Great care was taken by the team to not just make sure Zach and Alec were happy with the film, but that they followed all the necessary protocols and checked the footage with the Aboriginal elders during the edit.
And once the film was finished, they took it up to the three communities in Far North Queensland (where they had filmed) to host several free screenings.
“The final screening was at Robinson River where the majority of the ceremony footage was shot and we had the screen set up underneath the stars out in the open. There were about 250 people there, which was pretty much the whole town,” Petersen says.
“And in the film there’s a moment where Zach acknowledges his sense of belonging and says his grandfather’s name and as he said it, a shooting star flashed across the sky, right over the top of their country, and it was just remarkable. The whole crowd gasped and burst into tears.”
There were a number of other important pieces to the financing puzzle that helped Zach’s Ceremony reach screens. In 2013, Screen Australia came on board with development funding and the documentary also had support from Screen NSW and a presale commitment from NITV (where it will air later this year). But because it was filmed and edited over such a long time, Petersen and Linton also launched a crowdfunding campaign through Pozible to help raise additional funds. The campaign finished in October 2014 – around the same time as Good Pitch² Australia.
Petersen says: “The story was quite alive. We didn’t have an end date or an ending at that point, so even though we (got government) funding and what we were receiving was fantastic in getting us over the line, it felt like we just had to continue filming a little bit longer. So just those little bits of extra funding helped deliver the film and the ending that we got.”
(In late 2015, Screen Australia also provided additional support for post-production through the Producer Program.)
Screen Australia Senior Manager for Documentary Liz Stevens says over the past five years they have been seeing more finance plans coming through that have been pieced together through non-traditional means, whether that’s through crowd-funding, new commissioning channels, or Video On Demand services.
A key point in this evolution was the beginning of Good Pitch² Australia some three years ago, which Stevens says has added a lot to the local documentary scene, “not just in the funding that it’s raised through philanthropic organisations, but also people’s understanding about what outreach can be, for filmmakers and institutions alike.”
“That knowledge is now filtering throughout the documentary community and people are building finance plans based on a variety of things that perhaps they didn’t do in the past,” she says.

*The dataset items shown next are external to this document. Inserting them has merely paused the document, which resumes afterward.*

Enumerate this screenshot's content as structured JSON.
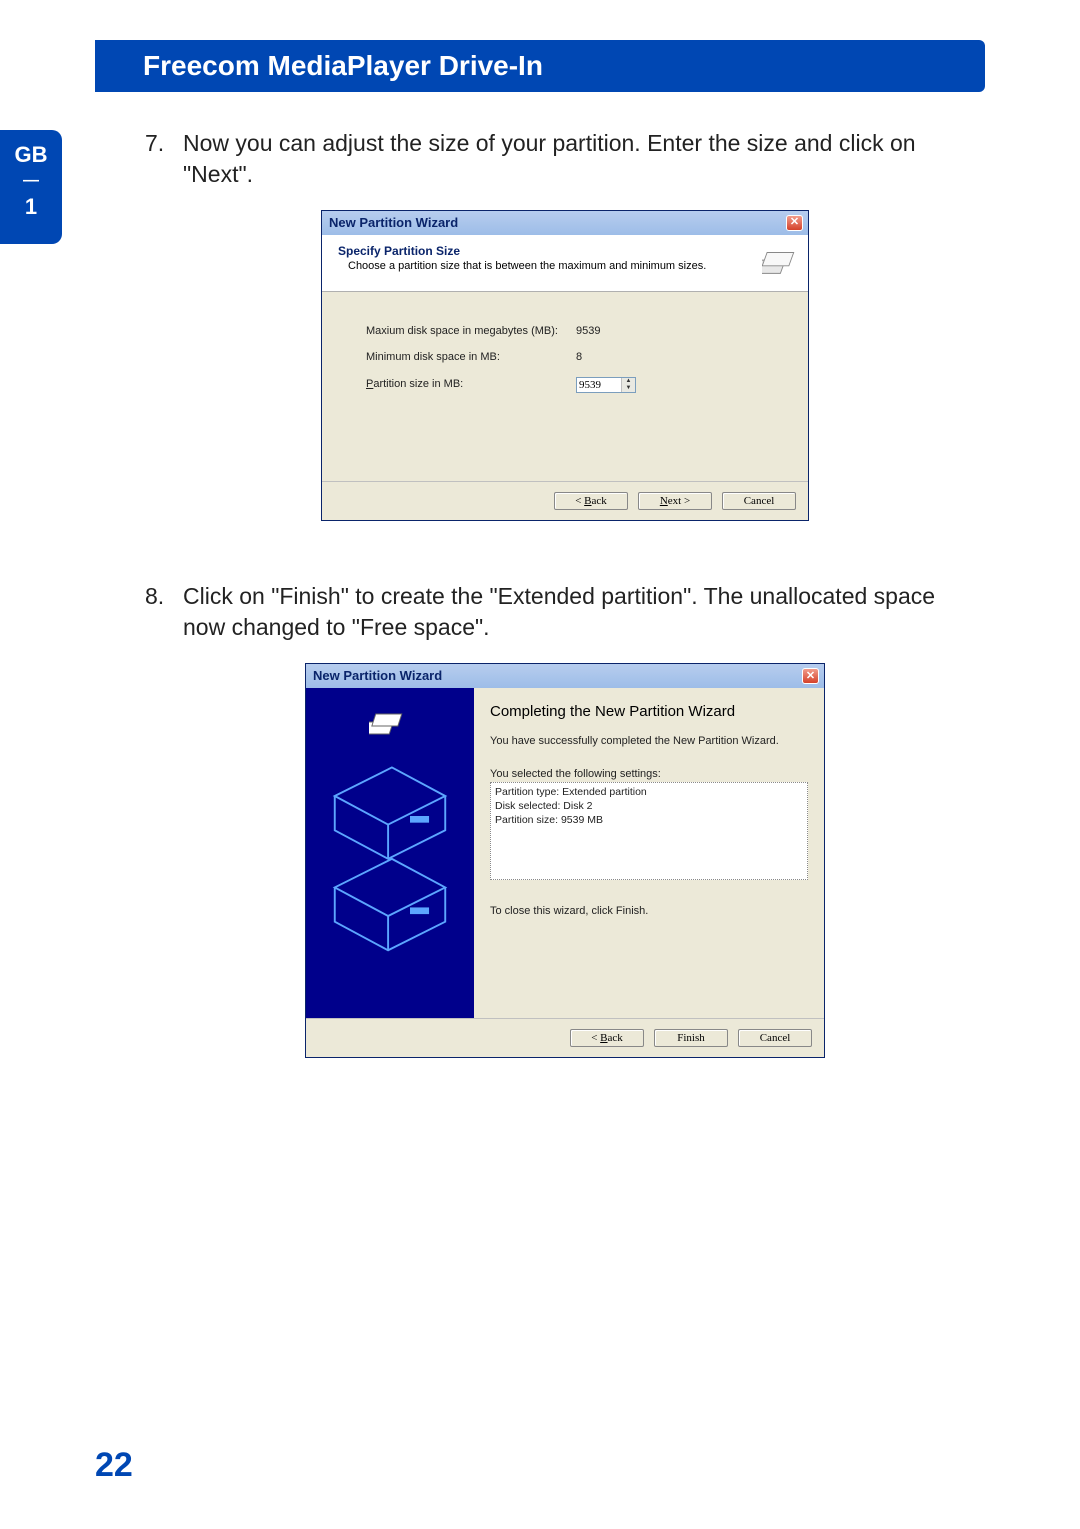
{
  "header": {
    "title": "Freecom MediaPlayer Drive-In"
  },
  "sidetab": {
    "region": "GB",
    "chapter": "1"
  },
  "steps": {
    "s7_num": "7.",
    "s7_text": "Now you can adjust the size of your partition. Enter the size and click on \"Next\".",
    "s8_num": "8.",
    "s8_text": "Click on \"Finish\" to create the \"Extended partition\". The unallocated space now changed to \"Free space\"."
  },
  "dialog1": {
    "title": "New Partition Wizard",
    "header_title": "Specify Partition Size",
    "header_sub": "Choose a partition size that is between the maximum and minimum sizes.",
    "max_label": "Maxium disk space in megabytes (MB):",
    "max_val": "9539",
    "min_label": "Minimum disk space in MB:",
    "min_val": "8",
    "size_label": "Partition size in MB:",
    "size_val": "9539",
    "back": "Back",
    "next": "Next >",
    "cancel": "Cancel"
  },
  "dialog2": {
    "title": "New Partition Wizard",
    "completion_title": "Completing the New Partition Wizard",
    "msg": "You have successfully completed the New Partition Wizard.",
    "settings_intro": "You selected the following settings:",
    "settings_line1": "Partition type: Extended partition",
    "settings_line2": "Disk selected: Disk 2",
    "settings_line3": "Partition size: 9539 MB",
    "closing": "To close this wizard, click Finish.",
    "back": "Back",
    "finish": "Finish",
    "cancel": "Cancel"
  },
  "page_number": "22"
}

“I think people were moving in that direction but Good Pitch² just came along at a really perfect time and added a lot of extra knowledge and influence to the documentary industry. It’s also provided valuable content which has made an important contribution to the national conversation.”
It’s worth noting that a number of the films that have been financed this way have also been seen by far more than niche audiences. The highest-grossing Australian documentary (excluding IMAX) is another 2014 Good Pitch² Australia alumni: That Sugar Film, which earned $1.71 million at the box office. And in 2016, Taryn Brumfitt’s Embrace, which led a successful crowd-funding campaign, earned $1.1 million to take no. 5 on that list.
It will also air Sunday July 2 at 8.30pm on NITV as part of NAIDOC Week.